Another approach was using a copula and so (c*a) which - alas! - doesn't really differentiate causation, motivation etc. so the construction in Lakota is ambiguous:

Le anpetu kin waste ca mat'in ktelo (this day - it is good - and so I'll die)

Le anpetu kin mat'in kta ca waste (this day - I'll die - and so it is good)

"It's a good day today, so I die/will die"

-> the (day's) quality of goodness causes me to die (causation!)

-> the (day's) quality of goodness gives me the idea of dying (motivation) etc.

Any ideas (from the Lojban point of view)?


xorxes:

  • For the battlecry, maybe fi'i le'o nunmro "Welcome (aggressive) O death!"
  • For the English version, maybe something with zabna: le cabdei cu zabna le ka ca ce'u mrobi'o "Today is favourable in the property of when to die".

.aulun.:

Thanks, I like it! Yet, as for the hoka he, it should remain a pure interjection, so I'd prefer plain fi'ile'o

The translation of the English version seems ambiguous also in Lojban :( because of the ce'u, shouldn't it rather be mi (for me/us)? - Of course, the somewhat complete notion seems to be: We gonna defeat you (and so it's a good day for you to die!), yet, if necessary, we're also prepared to accept death for us (and in this case, there will be no better day than this).

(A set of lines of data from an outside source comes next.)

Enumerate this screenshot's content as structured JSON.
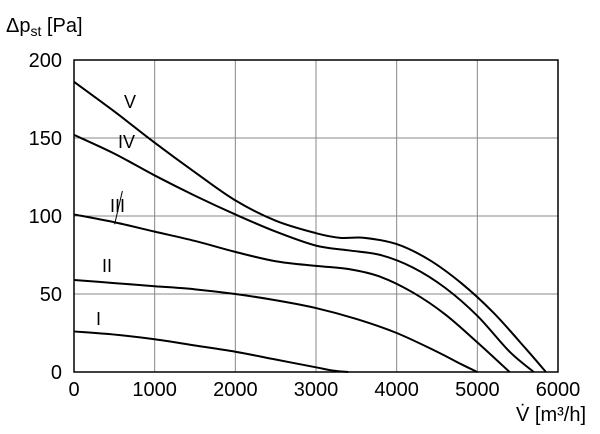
{
  "chart_data": {
    "type": "line",
    "title": "",
    "xlabel": "V̇ [m³/h]",
    "ylabel": "Δpst [Pa]",
    "ylabel_main": "Δp",
    "ylabel_sub": "st",
    "ylabel_unit": " [Pa]",
    "xlim": [
      0,
      6000
    ],
    "ylim": [
      0,
      200
    ],
    "x_ticks": [
      0,
      1000,
      2000,
      3000,
      4000,
      5000,
      6000
    ],
    "y_ticks": [
      0,
      50,
      100,
      150,
      200
    ],
    "x_tick_labels": [
      "0",
      "1000",
      "2000",
      "3000",
      "4000",
      "5000",
      "6000"
    ],
    "y_tick_labels": [
      "0",
      "50",
      "100",
      "150",
      "200"
    ],
    "grid": true,
    "legend": "inline",
    "series": [
      {
        "name": "I",
        "x": [
          0,
          500,
          1000,
          1500,
          2000,
          2500,
          3000,
          3200,
          3400
        ],
        "y": [
          26,
          24,
          21,
          17,
          13,
          8,
          3,
          1,
          0
        ]
      },
      {
        "name": "II",
        "x": [
          0,
          500,
          1000,
          1500,
          2000,
          2500,
          3000,
          3500,
          4000,
          4500,
          4800,
          5000
        ],
        "y": [
          59,
          57,
          55,
          53,
          50,
          46,
          41,
          34,
          25,
          13,
          5,
          0
        ]
      },
      {
        "name": "III",
        "x": [
          0,
          500,
          1000,
          1500,
          2000,
          2500,
          3000,
          3400,
          3800,
          4200,
          4600,
          5000,
          5400
        ],
        "y": [
          101,
          96,
          90,
          84,
          77,
          71,
          68,
          66,
          61,
          51,
          37,
          19,
          0
        ]
      },
      {
        "name": "IV",
        "x": [
          0,
          500,
          1000,
          1500,
          2000,
          2500,
          3000,
          3400,
          3800,
          4200,
          4600,
          5000,
          5400,
          5700
        ],
        "y": [
          152,
          140,
          126,
          113,
          101,
          90,
          81,
          78,
          75,
          67,
          54,
          36,
          13,
          0
        ]
      },
      {
        "name": "V",
        "x": [
          0,
          500,
          1000,
          1500,
          2000,
          2500,
          3000,
          3300,
          3600,
          4000,
          4400,
          4800,
          5200,
          5600,
          5850
        ],
        "y": [
          186,
          167,
          147,
          128,
          110,
          97,
          89,
          86,
          86,
          82,
          72,
          57,
          38,
          15,
          0
        ]
      }
    ]
  }
}
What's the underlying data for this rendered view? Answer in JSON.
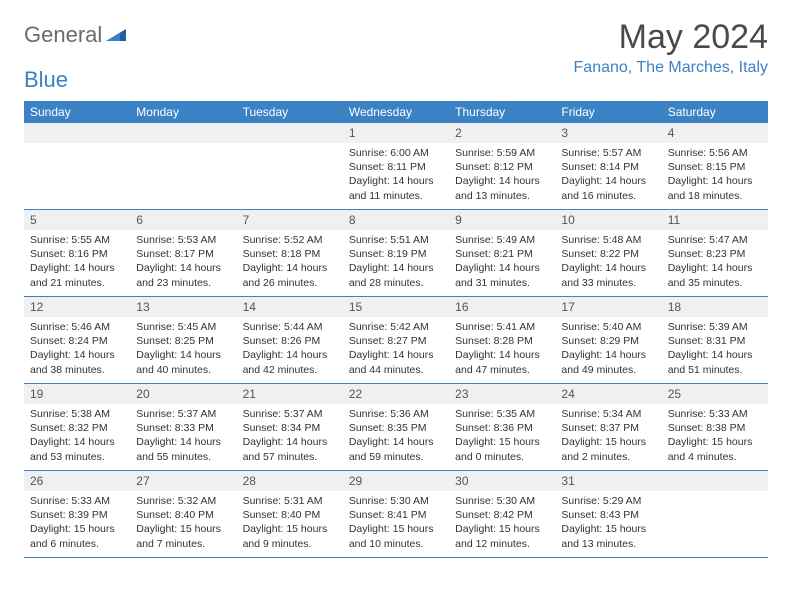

So, maybe ce'u is more appropriate. Maybe, the ca can be dropped.

xorxes: Notice that {ce'u} is the argument tagged by {ca}, it is not the first argument of {mrobi'o}. I could have also written {le ka mrobi'o ca ce'u}. The property of being the time when dying occurs. "Today" has that property in favourable terms. I suppose {ca ce'u} can be dropped as understood: le cabdei cu zabna le ka mrobi'o.

.aulun.: Thanks, ce'u is one of my weak points :( I agree that because of x1 being cabdei, the time-focus ca ce'u in the property abstraction is not absolutely necessary.